Though seldom life-threatening, the electric discharge of an Atlantic torpedo is quite severe and may be enough to knock a person unconscious. However, a greater danger to divers is the disorientation that follows the shock. The Atlantic torpedo is of no commercial value, as its meat is flabby and tasteless. It is caught incidentally by commercial and recreational fisheries in bottom trawls and on hook-and-line. When caught at sea, it is generally discarded or cut up for bait. The International Union for Conservation of Nature (IUCN) assesses the Atlantic torpedo as Least Concern; it could be negatively affected by fishing mortality, though specific data on catch rates and population trends are lacking, as well as by the degradation of coral reefs that are important to juveniles. Its slow reproductive rate would limit its capacity to recover from population depletion.

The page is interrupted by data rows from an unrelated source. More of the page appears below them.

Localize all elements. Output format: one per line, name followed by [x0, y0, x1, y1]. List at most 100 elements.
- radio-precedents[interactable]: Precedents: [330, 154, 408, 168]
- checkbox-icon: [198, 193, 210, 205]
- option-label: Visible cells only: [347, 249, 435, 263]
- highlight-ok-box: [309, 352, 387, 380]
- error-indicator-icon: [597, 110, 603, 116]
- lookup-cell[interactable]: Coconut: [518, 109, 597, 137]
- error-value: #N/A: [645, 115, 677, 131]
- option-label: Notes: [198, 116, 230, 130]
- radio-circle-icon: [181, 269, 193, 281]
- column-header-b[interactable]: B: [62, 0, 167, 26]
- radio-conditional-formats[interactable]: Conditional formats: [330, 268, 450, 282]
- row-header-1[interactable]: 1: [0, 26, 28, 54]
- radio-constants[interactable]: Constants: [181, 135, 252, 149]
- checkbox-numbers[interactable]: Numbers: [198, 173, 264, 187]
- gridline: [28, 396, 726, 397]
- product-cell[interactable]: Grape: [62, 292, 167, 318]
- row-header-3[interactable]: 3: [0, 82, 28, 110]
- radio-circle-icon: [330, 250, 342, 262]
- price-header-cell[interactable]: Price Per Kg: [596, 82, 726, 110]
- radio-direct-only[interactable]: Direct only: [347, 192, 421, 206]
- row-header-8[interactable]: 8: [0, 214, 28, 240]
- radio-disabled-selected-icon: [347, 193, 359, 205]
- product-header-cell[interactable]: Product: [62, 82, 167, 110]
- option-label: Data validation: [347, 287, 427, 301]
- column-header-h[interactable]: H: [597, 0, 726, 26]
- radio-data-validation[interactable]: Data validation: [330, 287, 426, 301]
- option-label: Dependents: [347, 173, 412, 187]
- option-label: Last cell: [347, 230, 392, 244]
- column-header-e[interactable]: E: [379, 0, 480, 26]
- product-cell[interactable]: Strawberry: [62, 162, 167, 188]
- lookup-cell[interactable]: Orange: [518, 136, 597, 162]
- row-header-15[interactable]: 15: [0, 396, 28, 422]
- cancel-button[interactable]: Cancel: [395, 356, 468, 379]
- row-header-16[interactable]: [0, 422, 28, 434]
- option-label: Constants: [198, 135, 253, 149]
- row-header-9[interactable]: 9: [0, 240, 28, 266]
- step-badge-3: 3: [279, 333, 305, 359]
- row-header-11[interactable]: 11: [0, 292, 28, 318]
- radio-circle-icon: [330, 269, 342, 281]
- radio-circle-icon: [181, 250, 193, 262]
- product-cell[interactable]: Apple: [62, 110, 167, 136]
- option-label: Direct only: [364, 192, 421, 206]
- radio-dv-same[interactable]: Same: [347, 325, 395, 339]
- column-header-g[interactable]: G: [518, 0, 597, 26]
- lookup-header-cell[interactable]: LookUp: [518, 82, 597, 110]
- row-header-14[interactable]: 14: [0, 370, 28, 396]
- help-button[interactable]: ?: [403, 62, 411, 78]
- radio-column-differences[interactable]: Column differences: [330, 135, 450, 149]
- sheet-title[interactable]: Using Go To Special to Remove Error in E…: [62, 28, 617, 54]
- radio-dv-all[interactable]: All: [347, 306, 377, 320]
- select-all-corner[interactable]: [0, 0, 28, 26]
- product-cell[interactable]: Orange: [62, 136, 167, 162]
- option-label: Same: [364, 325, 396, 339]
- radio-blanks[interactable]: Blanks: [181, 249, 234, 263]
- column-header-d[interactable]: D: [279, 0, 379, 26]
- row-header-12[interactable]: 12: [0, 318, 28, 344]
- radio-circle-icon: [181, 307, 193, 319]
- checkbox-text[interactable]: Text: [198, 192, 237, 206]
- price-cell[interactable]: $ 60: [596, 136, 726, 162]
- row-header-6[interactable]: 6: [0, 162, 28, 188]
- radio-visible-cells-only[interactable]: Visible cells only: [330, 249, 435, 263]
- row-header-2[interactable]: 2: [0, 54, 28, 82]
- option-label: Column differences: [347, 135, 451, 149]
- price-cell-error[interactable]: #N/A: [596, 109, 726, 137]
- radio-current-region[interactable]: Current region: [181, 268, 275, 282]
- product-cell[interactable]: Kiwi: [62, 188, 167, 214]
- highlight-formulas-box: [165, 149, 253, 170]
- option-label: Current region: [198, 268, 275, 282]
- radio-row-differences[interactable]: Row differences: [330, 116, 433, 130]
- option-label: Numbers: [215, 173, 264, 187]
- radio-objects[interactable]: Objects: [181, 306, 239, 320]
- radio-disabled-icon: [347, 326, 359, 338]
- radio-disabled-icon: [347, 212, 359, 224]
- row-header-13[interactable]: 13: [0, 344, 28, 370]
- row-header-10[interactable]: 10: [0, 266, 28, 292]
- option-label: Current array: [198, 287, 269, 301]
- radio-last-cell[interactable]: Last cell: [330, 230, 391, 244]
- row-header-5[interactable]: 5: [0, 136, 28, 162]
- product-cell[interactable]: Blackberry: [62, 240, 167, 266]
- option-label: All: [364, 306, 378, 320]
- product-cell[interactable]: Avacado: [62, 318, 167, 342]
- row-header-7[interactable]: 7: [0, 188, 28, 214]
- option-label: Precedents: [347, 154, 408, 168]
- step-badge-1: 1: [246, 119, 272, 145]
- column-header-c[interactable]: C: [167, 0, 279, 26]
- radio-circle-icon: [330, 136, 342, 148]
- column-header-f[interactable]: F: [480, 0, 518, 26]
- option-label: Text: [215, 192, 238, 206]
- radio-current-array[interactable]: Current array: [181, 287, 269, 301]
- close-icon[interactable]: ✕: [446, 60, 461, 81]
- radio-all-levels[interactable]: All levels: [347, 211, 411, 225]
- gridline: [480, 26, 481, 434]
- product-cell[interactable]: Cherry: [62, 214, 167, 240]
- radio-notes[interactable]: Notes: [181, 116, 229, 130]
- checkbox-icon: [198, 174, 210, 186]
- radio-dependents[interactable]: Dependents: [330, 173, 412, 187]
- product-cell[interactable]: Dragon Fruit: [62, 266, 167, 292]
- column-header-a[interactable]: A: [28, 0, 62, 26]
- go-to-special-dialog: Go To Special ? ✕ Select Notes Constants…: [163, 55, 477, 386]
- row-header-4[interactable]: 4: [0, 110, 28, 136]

Various electric fishes, including the Atlantic torpedo, were used in medicine during the classical era. In the 1st century, Roman physician Scribonius Largus wrote of the application of live "dark torpedo" to patients afflicted with gout or chronic headaches. In 1800, the Atlantic torpedo became the namesake for the naval weapon when American inventor Robert Fulton began using the word "torpedo" to describe bombs that submarines could attach to ships (although these early devices were more akin to modern-day mines). Before the widespread introduction of kerosene in the 19th century, the liver oil of this species was regarded as of equal quality to sperm whale (Physeter macrocephalus) oil for use in lamps. Before the 1950s, its oil was also used in small quantities by fishermen in the United States as a treatment for muscle and stomach cramps, as well as to lubricate farm machinery. Along with several other species of electric rays, the Atlantic torpedo is used as a model organism in biomedical research because its electric organs are rich in acetylcholine receptor proteins. These proteins play an important role in mediating many neurological processes, such as those involved in the functioning of anesthesia.